Davis was just trying to carve out an NBA career, an approach he called a “focus on where you are.” He lived on 96th Street between 3rd Avenue and Lexington. He commuted to the Westchester County Center for the summer league, then to SUNY Purchase College for the team’s practice facility. And he impressed Van Gundy with an “elite skill of shooting,” a strong left-hand finish and an ability to create off the dribble that was better than some thought.
Davis went on to average 8.2 points and 1.5 rebounds per game across a 12-year career, but his present-centric approach pivoted when he retired after the 2003-04 season. He eventually started working as a college basketball analyst for ESPN, and returned to North Carolina as an assistant coach under Roy Williams in 2012 — positioning himself to earn the Tar Heels’ head coaching job when Williams retired in April. Now he’s ready to implement his own twist into the legendary program.
“The foundation of this program will never change while I’m here,” Davis told The Post in a phone interview. “It’s been here, it’s been established, it’s been tried and tested and proven successful. It’s a program that I believe in, that I’ve been a part of. … I’m just gonna walk it in my own shoes, with my own personality.”
Part of that personal twist, he said, might come through the team’s dependence on versatile forwards. Van Gundy called it a way to “tinker and change” with the long-standing characteristics of UNC’s program, such as abandoning the double-big lineup or playing more of those stretch forwards. Davis wants those forwards to make plays on the perimeter, to handle the ball, to make the same crisp passes like a guard might. The Tar Heels return Armando Bacot, a third-team All-ACC player who made the preseason first-team heading into his junior year, and imported some talent via the transfer portal.

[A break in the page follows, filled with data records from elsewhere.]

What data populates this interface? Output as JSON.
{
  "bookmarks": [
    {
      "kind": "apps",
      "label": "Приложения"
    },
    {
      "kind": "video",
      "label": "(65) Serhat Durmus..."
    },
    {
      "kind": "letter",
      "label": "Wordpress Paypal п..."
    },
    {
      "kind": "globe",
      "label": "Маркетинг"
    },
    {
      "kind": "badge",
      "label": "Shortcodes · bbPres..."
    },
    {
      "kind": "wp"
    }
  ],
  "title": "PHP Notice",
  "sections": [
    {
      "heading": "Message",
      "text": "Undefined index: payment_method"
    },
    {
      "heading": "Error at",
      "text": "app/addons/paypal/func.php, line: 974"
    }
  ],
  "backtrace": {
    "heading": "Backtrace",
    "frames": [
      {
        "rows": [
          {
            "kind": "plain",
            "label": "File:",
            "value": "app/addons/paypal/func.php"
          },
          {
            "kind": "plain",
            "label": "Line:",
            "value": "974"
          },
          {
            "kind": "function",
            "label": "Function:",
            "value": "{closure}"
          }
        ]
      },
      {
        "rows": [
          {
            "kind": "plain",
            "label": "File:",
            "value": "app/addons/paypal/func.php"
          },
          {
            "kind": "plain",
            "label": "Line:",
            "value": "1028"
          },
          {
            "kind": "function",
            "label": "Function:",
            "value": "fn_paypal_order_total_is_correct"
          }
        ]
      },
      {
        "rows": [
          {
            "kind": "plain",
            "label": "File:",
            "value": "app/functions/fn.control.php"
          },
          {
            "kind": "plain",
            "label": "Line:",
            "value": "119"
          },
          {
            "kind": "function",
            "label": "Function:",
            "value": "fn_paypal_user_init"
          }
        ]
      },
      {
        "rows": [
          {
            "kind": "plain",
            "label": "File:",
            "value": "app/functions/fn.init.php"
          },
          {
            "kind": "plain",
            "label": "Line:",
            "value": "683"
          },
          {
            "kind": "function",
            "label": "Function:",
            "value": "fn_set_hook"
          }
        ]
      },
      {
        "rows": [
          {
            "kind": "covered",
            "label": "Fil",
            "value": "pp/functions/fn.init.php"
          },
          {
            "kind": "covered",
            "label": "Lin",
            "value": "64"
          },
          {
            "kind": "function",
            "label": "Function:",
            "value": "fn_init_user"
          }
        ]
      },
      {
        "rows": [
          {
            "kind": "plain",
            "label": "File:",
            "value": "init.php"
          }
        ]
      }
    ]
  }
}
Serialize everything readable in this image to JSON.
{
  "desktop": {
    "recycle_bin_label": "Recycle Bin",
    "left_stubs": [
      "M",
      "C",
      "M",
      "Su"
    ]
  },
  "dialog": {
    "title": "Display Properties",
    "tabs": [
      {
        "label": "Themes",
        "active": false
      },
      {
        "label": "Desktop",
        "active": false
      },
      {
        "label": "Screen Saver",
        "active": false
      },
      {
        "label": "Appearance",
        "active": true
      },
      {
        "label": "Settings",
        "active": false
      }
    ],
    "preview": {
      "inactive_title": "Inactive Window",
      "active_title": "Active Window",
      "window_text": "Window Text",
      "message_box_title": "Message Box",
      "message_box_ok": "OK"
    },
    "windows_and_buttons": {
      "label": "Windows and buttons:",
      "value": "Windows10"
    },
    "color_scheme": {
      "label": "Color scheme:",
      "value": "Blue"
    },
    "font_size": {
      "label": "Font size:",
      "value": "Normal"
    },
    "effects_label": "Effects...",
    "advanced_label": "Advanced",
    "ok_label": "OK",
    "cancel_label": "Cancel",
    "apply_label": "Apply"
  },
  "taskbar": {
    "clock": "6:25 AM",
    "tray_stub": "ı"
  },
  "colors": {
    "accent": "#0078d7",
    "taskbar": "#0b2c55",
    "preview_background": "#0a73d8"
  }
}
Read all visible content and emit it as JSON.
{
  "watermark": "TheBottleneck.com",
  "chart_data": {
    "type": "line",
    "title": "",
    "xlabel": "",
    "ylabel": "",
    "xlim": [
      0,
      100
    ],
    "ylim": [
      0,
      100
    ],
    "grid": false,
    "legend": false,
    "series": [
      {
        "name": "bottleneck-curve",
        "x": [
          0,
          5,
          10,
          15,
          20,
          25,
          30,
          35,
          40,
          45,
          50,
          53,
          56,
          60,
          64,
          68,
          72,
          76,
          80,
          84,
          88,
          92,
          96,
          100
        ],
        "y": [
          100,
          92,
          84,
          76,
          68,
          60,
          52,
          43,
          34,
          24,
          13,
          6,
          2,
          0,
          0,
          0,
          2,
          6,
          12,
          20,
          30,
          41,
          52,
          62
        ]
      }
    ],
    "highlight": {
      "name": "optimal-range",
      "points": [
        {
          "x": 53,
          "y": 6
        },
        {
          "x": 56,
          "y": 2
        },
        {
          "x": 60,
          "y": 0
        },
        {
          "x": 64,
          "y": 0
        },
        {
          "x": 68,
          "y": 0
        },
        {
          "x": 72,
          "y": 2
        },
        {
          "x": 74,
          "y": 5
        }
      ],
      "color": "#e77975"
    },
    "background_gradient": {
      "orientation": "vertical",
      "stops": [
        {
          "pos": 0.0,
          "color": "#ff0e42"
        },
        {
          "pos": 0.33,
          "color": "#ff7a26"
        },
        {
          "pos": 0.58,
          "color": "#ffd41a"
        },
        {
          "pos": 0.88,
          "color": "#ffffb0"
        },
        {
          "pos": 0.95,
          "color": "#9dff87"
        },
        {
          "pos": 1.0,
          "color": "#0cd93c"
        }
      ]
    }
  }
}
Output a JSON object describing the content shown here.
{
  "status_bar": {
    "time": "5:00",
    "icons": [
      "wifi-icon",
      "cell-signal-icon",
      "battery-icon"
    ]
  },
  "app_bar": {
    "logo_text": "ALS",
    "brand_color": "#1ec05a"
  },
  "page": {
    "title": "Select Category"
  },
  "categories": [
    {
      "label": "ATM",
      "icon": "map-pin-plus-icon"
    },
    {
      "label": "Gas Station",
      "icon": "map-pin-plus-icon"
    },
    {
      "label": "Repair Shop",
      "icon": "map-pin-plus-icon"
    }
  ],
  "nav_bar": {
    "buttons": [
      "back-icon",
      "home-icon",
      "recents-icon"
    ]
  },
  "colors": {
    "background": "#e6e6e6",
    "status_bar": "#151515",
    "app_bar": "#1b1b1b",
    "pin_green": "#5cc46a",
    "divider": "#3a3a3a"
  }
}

The difference now, Davis said, is that he’s the one in charge of making and implementing those changes, not just suggesting like he would as an assistant. It’s actually a “pretty cool deal,” Davis said, even with the challenge that comes with the program’s reputation.
“When you’re in a place like Carolina, there’s no patience,” Van Gundy told The Post. “There’s no rebuild. … I think because he played there, because he coached as an assistant, he’s fully aware of what they’re capable of and where they probably fall short. And his job is to maximize their strengths and cover up their non-strengths as much as he can.”